Our first scheme is exactly that, the reinstatement of a lost Georgian ceiling for the seventeenth century double cube Great Dining Room at Great Fulford, near Exeter. The creation of this perfectly proportioned room within the Tudor walls entailed cutting through tie beams and retaining walls, with the result that the ceiling collapsed in the nineteenth century. The room was then abandoned until the mid twentieth century, when a temporary ceiling of workaday acoustic tiles was installed to make the room habitable. That in turn has now been replaced by a plaster ceiling to an approximation of the original design: without documentary evidence, imaginative interpretation was needed. This has been amply shown by Geoffrey Preston, who has rejected timid inoffensiveness in favour of creating something vigorous and of lasting interest. In his skilled hands, it works beautifully, at a stroke allowing a fine room to recover its sense of hierarchy, proportion and meaning – all reinforced by the parallel reinstatement of the 1700 picture hang and the ex-situ restoration of the Ashburnham marble fireplace. It is a powerful statement of confidence in the future of the house, which is now firmly on an upward trajectory.

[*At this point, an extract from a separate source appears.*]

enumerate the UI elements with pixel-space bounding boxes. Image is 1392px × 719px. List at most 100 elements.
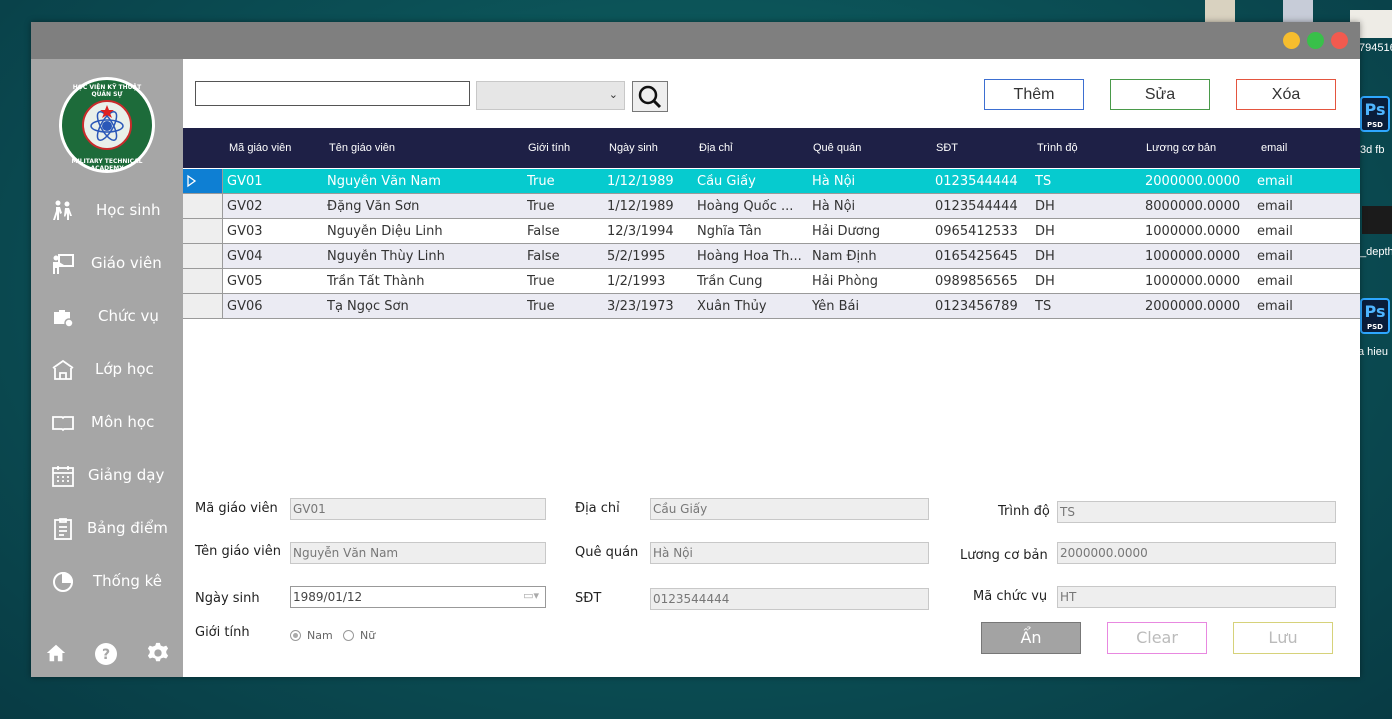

Secondly we have the triumphant reinstatement of the Benjamin Dean Wyatt interiors at the Theatre Royal Drury Lane, opened in 1662 but substantially Regency as we see it today. The civilised, tasteful opulence of Wyatt’s decorative scheme had been more or less wholly lost beneath successive redecorations and alterations, so that the interiors had lost their coherence and become a riot of the usual monotonous red plush. Under Lord Lloyd Webber’s direction that has all been spectacularly reversed: the front of house spaces now form a superbly uplifting and legible sequence, redolent of Regency refinement. The Grand Saloon has been transformed from a cloying and clogged space, truncated at one end and dimmed by a blocked-in window, to an ethereal wonder where the architectural elements read properly. The King’s and Prince’s Staircases have recovered their splendour and the Rotunda, newly enriched with a copy of Canova’s Three Graces, is breathtaking under its coved dome. After years of nicotine-stained and gin-soaked dowdiness, the Theatre Royal has recovered its status as one of the finest public interiors in London.
The awards will be presented by The Marquess of Salisbury on the evening on 29 October 2013.